Quantized KV Cache¶
Overview¶
In DiT-based image and video generation, Flash Attention can take a large share of denoising time, especially for high-resolution or long-frame workloads. vLLM-Omni supports online FP8 quantization for eligible diffusion Flash Attention (FA) to reduce FA latency while keeping model weights in their original dtype.
This feature is configured through diffusion_kv_cache_dtype on OmniDiffusionConfig (CLI: --diffusion-kv-cache-dtype). It is intentionally not the same as vLLM's --kv-cache-dtype, which controls autoregressive language-model KV cache storage and defaults to "auto". Diffusion FA quantization uses the dedicated diffusion flags so omni serve does not inherit that default.
In vLLM-Omni diffusion pipelines, this is a runtime FA path: Q/K/V tensors are dynamically quantized before the attention operator. It does not quantize model weights and is separate from FP8 W8A8, Int8 W8A8, or pre-quantized checkpoint formats.
If diffusion_kv_cache_dtype is not set, behavior is unchanged and attention runs in the native dtype.
Hardware Support¶
| Device | FP8 FA |
|---|---|
| Ascend NPU | ✅ |
| NVIDIA GPU | ❌ |
| AMD ROCm | ❌ |
| Intel XPU | ❌ |
Legend: ✅ supported, ❌ unsupported.
FP8 FA is currently implemented only for the NPU Flash Attention backend. Other backends do not support diffusion_kv_cache_dtype="fp8" for diffusion attention and fall back to native dtype execution.
Model Type Support¶
Diffusion Model¶
| Model | Scope | Status | Notes |
|---|---|---|---|
| Wan2.2 | Eligible DiT full-attention FA on Ascend NPU | Tested | Compare quality and latency against a BF16 baseline before production use |
| Other diffusion models | Eligible DiT full-attention FA on Ascend NPU | Not tested | You can try diffusion_kv_cache_dtype="fp8"; tune diffusion_kv_cache_skip_steps and diffusion_kv_cache_skip_layers when higher precision is needed |
Multi-Stage Omni/TTS Model (Qwen3-Omni, Qwen3-TTS)¶
Not tested for FP8 FA. Treat any use as experimental unless a model-specific guide documents support.
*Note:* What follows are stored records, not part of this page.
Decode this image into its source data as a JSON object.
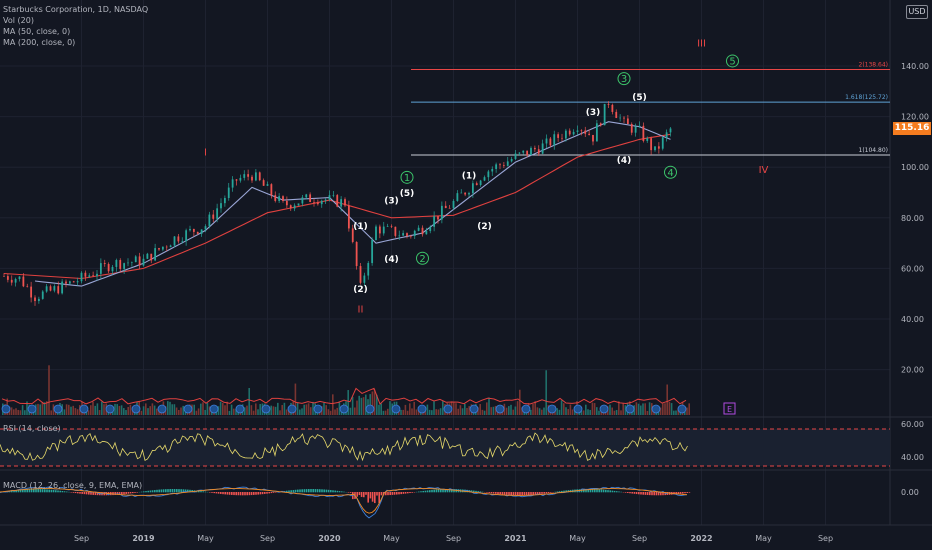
{
  "legend": {
    "symbol": "Starbucks Corporation, 1D, NASDAQ",
    "vol": "Vol (20)",
    "ma50": "MA (50, close, 0)",
    "ma200": "MA (200, close, 0)",
    "rsi": "RSI (14, close)",
    "macd": "MACD (12, 26, close, 9, EMA, EMA)"
  },
  "currency": "USD",
  "last_price": "115.16",
  "colors": {
    "background": "#131722",
    "ma50": "#9aa6d6",
    "ma200": "#e0413f",
    "fib_red": "#e84646",
    "fib_blue": "#5fa3d6",
    "fib_white": "#c8ccd6",
    "wave_green": "#3cc46a",
    "wave_red": "#e84646",
    "rsi": "#e6d96b",
    "macd": "#3d7fd9",
    "signal": "#f08a24",
    "price_tag": "#f57c1f"
  },
  "chart_data": {
    "type": "candlestick",
    "x_ticks": [
      "Sep",
      "2019",
      "May",
      "Sep",
      "2020",
      "May",
      "Sep",
      "2021",
      "May",
      "Sep",
      "2022",
      "May",
      "Sep"
    ],
    "y_ticks": [
      "140.00",
      "120.00",
      "100.00",
      "80.00",
      "60.00",
      "40.00",
      "20.00"
    ],
    "price_series": [
      {
        "date": "2018-04",
        "close": 57
      },
      {
        "date": "2018-05",
        "close": 56
      },
      {
        "date": "2018-06",
        "close": 49
      },
      {
        "date": "2018-07",
        "close": 51
      },
      {
        "date": "2018-09",
        "close": 56
      },
      {
        "date": "2018-11",
        "close": 62
      },
      {
        "date": "2019-01",
        "close": 63
      },
      {
        "date": "2019-03",
        "close": 72
      },
      {
        "date": "2019-05",
        "close": 77
      },
      {
        "date": "2019-07",
        "close": 95
      },
      {
        "date": "2019-08",
        "close": 97
      },
      {
        "date": "2019-10",
        "close": 85
      },
      {
        "date": "2019-12",
        "close": 88
      },
      {
        "date": "2020-02",
        "close": 86
      },
      {
        "date": "2020-03",
        "close": 52
      },
      {
        "date": "2020-04",
        "close": 76
      },
      {
        "date": "2020-06",
        "close": 73
      },
      {
        "date": "2020-07",
        "close": 76
      },
      {
        "date": "2020-09",
        "close": 86
      },
      {
        "date": "2020-11",
        "close": 98
      },
      {
        "date": "2021-01",
        "close": 104
      },
      {
        "date": "2021-03",
        "close": 109
      },
      {
        "date": "2021-05",
        "close": 117
      },
      {
        "date": "2021-06",
        "close": 112
      },
      {
        "date": "2021-07",
        "close": 126
      },
      {
        "date": "2021-08",
        "close": 117
      },
      {
        "date": "2021-09",
        "close": 114
      },
      {
        "date": "2021-10",
        "close": 106
      },
      {
        "date": "2021-11",
        "close": 115
      }
    ],
    "ma50": [
      {
        "date": "2018-06",
        "v": 55
      },
      {
        "date": "2018-09",
        "v": 53
      },
      {
        "date": "2019-01",
        "v": 62
      },
      {
        "date": "2019-05",
        "v": 75
      },
      {
        "date": "2019-08",
        "v": 92
      },
      {
        "date": "2019-10",
        "v": 87
      },
      {
        "date": "2020-01",
        "v": 88
      },
      {
        "date": "2020-04",
        "v": 70
      },
      {
        "date": "2020-07",
        "v": 74
      },
      {
        "date": "2020-10",
        "v": 88
      },
      {
        "date": "2021-01",
        "v": 102
      },
      {
        "date": "2021-04",
        "v": 110
      },
      {
        "date": "2021-07",
        "v": 118
      },
      {
        "date": "2021-09",
        "v": 116
      },
      {
        "date": "2021-11",
        "v": 111
      }
    ],
    "ma200": [
      {
        "date": "2018-04",
        "v": 58
      },
      {
        "date": "2018-09",
        "v": 56
      },
      {
        "date": "2019-01",
        "v": 60
      },
      {
        "date": "2019-05",
        "v": 70
      },
      {
        "date": "2019-09",
        "v": 82
      },
      {
        "date": "2020-01",
        "v": 87
      },
      {
        "date": "2020-05",
        "v": 80
      },
      {
        "date": "2020-09",
        "v": 81
      },
      {
        "date": "2021-01",
        "v": 90
      },
      {
        "date": "2021-05",
        "v": 104
      },
      {
        "date": "2021-09",
        "v": 111
      },
      {
        "date": "2021-11",
        "v": 113
      }
    ],
    "fib_levels": [
      {
        "label": "2(138.64)",
        "value": 138.64,
        "color": "#e84646"
      },
      {
        "label": "1.618(125.72)",
        "value": 125.72,
        "color": "#5fa3d6"
      },
      {
        "label": "1(104.80)",
        "value": 104.8,
        "color": "#c8ccd6"
      }
    ],
    "wave_labels": [
      {
        "text": "I",
        "date": "2019-05",
        "price": 106,
        "color": "#e84646"
      },
      {
        "text": "II",
        "date": "2020-03",
        "price": 44,
        "color": "#e84646"
      },
      {
        "text": "III",
        "date": "2022-01",
        "price": 149,
        "color": "#e84646"
      },
      {
        "text": "IV",
        "date": "2022-05",
        "price": 99,
        "color": "#e84646"
      },
      {
        "text": "1",
        "date": "2020-06",
        "price": 96,
        "color": "#3cc46a",
        "circle": true
      },
      {
        "text": "2",
        "date": "2020-07",
        "price": 64,
        "color": "#3cc46a",
        "circle": true
      },
      {
        "text": "3",
        "date": "2021-08",
        "price": 135,
        "color": "#3cc46a",
        "circle": true
      },
      {
        "text": "4",
        "date": "2021-11",
        "price": 98,
        "color": "#3cc46a",
        "circle": true
      },
      {
        "text": "5",
        "date": "2022-03",
        "price": 142,
        "color": "#3cc46a",
        "circle": true
      },
      {
        "text": "(1)",
        "date": "2020-03",
        "price": 77,
        "color": "#ffffff"
      },
      {
        "text": "(2)",
        "date": "2020-03",
        "price": 52,
        "color": "#ffffff"
      },
      {
        "text": "(3)",
        "date": "2020-05",
        "price": 87,
        "color": "#ffffff"
      },
      {
        "text": "(4)",
        "date": "2020-05",
        "price": 64,
        "color": "#ffffff"
      },
      {
        "text": "(5)",
        "date": "2020-06",
        "price": 90,
        "color": "#ffffff"
      },
      {
        "text": "(1)",
        "date": "2020-10",
        "price": 97,
        "color": "#ffffff"
      },
      {
        "text": "(2)",
        "date": "2020-11",
        "price": 77,
        "color": "#ffffff"
      },
      {
        "text": "(3)",
        "date": "2021-06",
        "price": 122,
        "color": "#ffffff"
      },
      {
        "text": "(4)",
        "date": "2021-08",
        "price": 103,
        "color": "#ffffff"
      },
      {
        "text": "(5)",
        "date": "2021-09",
        "price": 128,
        "color": "#ffffff"
      }
    ],
    "rsi_ticks": [
      "60.00",
      "40.00"
    ],
    "macd_ticks": [
      "0.00"
    ],
    "earnings_marker": "E"
  }
}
Multi-Stage Diffusion Model (BAGEL, GLM-Image)¶
Not tested. If the diffusion stage uses the same NPU Flash Attention backend, diffusion_kv_cache_dtype may apply in theory; validate quality and latency for each stage and model.
Configuration¶
Offline diffusion example:
python examples/offline_inference/image_to_video/image_to_video.py \
--model <your-wan2.2-model> \
--prompt "A cat sitting on a surfboard at the beach" \
--height 1280 \
--width 720 \
--num-frames 61 \
--num-inference-steps 4 \
--ulysses-degree 4 \
--vae-patch-parallel-size 4 \
--diffusion-kv-cache-dtype fp8 \
--diffusion-kv-cache-skip-steps "0,1" \
--diffusion-kv-cache-skip-layers "0-2"
Online serving:
Stage config:
stage_args:
- stage_id: 0
stage_type: diffusion
engine_args:
model_stage: dit
diffusion_kv_cache_dtype: "fp8"
diffusion_kv_cache_skip_steps: "0,1"
diffusion_kv_cache_skip_layers: "0-2"
Legacy YAML keys kv_cache_dtype, kv_cache_skip_steps, and kv_cache_skip_layers are still accepted when constructing OmniDiffusionConfig (for example via from_kwargs); prefer the diffusion_* names for new configs.
Parameters¶
| Parameter | Type | Default | Description |
|---|---|---|---|
diffusion_kv_cache_dtype | str | None | None | Set to "fp8" to enable dynamic FP8 FA on supported attention backends |
diffusion_kv_cache_skip_steps | str | None | None | Denoising step selector to keep in native dtype, for example "0,1,4-6" |
diffusion_kv_cache_skip_layers | str | None | None | Transformer layer selector to keep in native dtype, for example "0-2,10" |
Selectors use comma-separated integers and inclusive ranges. Listed steps or layers skip FP8 FA; all other eligible full-attention forwards use the FP8 path.
Validation and Notes¶
- Compare generated images or videos against a BF16 baseline with the same seed, prompt, resolution, frame count, and denoising steps.
- Use
diffusion_kv_cache_skip_stepsfor denoising steps where quality is more sensitive. - Use
diffusion_kv_cache_skip_layersfor transformer layers that show visible quality regressions. - Report both latency and quality results when enabling this option for a new model. For image or video models, include visual comparison and quantitative metrics when available, such as PSNR or SSIM.